GS Oeganda: met ogen wijd open voor schoonheid
Een verslag van de vakantie van de jongeren van de Luigi Giussani High School in Kampala aan het Bunyonyi meer in het zuiden van het land. Onverwachte gebeurtenissen, spelletjes, adembenemende landschappen... en een "een prinselijke bruiloftslunch"Zondag 5 mei, 8 uur 's ochtends, Kampala. De parkeerplaats van de basisschool vlakbij de Acholi-wijk, waar de meeste van onze studenten wonen. Tot de avond ervoor hadden we telefoontjes ontvangen van de jongeren die het geld (ongeveer 12 euro per persoon) bij elkaar hadden weten te schrapen om zich op te geven voor de GS-vakantie. De rest van de donaties kwam van vrienden van de Regina Mundi school in Milaan, jongeren van GS uit Brianza in Italië en de vrouwen van Rose, die zich inzetten voor de kinderen "van onze Luigi Giussani High School stam". Zoals altijd geven ze alles van zichzelf om te dienen waar ze van houden en wat hun leven bestendigt.

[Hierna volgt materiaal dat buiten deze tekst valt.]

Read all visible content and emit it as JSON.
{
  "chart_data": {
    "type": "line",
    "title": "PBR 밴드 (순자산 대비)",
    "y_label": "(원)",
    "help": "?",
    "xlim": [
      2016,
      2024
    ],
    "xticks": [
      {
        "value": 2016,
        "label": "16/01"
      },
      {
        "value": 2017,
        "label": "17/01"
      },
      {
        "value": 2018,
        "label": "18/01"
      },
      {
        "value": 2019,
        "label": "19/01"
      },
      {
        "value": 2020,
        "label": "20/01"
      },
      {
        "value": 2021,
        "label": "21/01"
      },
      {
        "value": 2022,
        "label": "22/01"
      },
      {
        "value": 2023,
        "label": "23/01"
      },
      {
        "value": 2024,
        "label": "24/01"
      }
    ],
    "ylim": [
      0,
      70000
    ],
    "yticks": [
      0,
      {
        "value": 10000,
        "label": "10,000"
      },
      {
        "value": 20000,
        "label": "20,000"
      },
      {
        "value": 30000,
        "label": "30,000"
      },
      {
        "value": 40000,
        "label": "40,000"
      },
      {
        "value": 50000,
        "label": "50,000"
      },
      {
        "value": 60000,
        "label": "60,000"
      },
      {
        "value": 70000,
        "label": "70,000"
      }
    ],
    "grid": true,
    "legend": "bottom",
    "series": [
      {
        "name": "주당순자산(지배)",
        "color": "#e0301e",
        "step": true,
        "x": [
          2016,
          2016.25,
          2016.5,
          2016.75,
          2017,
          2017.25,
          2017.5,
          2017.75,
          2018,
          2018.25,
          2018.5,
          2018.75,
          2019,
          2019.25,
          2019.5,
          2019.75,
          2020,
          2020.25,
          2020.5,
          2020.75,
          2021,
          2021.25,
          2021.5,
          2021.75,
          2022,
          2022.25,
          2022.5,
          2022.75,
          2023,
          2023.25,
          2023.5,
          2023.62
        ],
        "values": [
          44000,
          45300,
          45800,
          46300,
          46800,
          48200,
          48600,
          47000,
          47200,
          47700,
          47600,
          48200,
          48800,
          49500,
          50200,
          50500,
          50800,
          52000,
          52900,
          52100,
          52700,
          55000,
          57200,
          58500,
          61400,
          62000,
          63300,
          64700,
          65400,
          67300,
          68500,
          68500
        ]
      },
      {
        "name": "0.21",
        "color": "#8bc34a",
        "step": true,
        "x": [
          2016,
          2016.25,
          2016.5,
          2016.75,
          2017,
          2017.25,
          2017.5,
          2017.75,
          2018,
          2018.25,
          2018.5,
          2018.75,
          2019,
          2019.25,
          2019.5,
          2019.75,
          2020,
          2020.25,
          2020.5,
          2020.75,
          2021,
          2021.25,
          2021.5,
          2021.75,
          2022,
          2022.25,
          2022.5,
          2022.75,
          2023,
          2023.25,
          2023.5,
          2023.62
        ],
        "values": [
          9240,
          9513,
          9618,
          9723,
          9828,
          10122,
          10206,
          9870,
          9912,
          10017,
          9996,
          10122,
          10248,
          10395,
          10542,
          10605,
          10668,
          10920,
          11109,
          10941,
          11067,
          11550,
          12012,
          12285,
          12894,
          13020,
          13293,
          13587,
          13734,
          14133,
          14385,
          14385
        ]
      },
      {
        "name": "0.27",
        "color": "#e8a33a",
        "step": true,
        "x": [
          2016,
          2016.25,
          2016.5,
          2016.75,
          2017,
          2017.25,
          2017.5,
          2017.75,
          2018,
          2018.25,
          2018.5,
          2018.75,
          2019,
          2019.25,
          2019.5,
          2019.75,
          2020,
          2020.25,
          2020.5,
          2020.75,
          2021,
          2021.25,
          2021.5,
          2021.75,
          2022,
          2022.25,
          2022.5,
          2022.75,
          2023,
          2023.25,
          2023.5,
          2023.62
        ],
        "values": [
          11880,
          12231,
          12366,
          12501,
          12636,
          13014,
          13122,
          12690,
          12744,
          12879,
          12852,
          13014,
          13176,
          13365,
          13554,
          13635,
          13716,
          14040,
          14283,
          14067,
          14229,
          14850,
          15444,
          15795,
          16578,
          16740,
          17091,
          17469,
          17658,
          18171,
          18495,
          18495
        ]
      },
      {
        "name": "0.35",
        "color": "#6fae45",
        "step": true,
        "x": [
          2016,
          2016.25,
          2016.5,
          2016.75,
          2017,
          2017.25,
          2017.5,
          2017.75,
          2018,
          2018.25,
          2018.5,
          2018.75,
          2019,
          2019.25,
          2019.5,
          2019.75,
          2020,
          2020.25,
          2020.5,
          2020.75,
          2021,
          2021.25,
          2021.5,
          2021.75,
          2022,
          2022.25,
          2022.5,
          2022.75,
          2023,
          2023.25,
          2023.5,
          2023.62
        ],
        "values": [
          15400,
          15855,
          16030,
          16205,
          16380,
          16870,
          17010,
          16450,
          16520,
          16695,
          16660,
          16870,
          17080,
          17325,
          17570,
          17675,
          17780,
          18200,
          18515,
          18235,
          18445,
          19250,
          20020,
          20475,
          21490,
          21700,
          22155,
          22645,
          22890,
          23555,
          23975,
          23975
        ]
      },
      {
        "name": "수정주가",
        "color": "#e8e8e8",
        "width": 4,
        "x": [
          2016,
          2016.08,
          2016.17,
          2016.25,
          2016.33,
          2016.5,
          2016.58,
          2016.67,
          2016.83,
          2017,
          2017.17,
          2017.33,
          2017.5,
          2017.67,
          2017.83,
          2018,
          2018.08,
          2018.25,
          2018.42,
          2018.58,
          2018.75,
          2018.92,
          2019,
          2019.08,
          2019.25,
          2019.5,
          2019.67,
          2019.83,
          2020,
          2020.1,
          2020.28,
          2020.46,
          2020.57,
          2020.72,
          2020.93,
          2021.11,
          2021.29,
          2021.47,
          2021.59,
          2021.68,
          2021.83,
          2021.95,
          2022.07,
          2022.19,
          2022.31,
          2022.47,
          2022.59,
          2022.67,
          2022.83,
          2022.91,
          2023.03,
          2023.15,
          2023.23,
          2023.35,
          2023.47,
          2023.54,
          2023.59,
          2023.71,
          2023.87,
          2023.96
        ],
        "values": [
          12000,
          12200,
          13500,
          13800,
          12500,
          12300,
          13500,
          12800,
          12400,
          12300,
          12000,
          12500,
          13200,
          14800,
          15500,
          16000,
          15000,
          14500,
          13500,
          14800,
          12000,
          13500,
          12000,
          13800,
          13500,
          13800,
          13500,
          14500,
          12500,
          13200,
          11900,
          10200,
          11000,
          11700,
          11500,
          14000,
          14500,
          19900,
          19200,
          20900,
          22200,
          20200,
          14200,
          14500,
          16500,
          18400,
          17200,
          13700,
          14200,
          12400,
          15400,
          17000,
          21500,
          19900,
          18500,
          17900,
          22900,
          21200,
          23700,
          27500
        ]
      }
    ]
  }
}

Met Stefano hadden we afgesproken om naar een locatie in de buurt van de stad Kabale te reizen. We waren klaar om te vertrekken. Rose was al sinds 6 uur 's ochtends wakker "We hebben al vijf jaar geen GS-vakantie gehad," had ze ons verteld, "maar heb je gezien hoe ze ernaar uitkijken?" Op vrijdag waren we met 51 ingeschreven, op zaterdag met 67, en we hadden twee bussen met elk 35 zitplaatsen. Er was zelfs ruimte voor laatkomers. Maar er was maar één blik nodig om te beseffen dat we eigenlijk met veel meer waren: we waren met 78! De laatkomers schrikken alleen al bij de gedachte dat ze thuis kunnen blijven; maar met de hulp van Andrea's auto, opeengepakt als sardientjes, lukt het ons om te vertrekken.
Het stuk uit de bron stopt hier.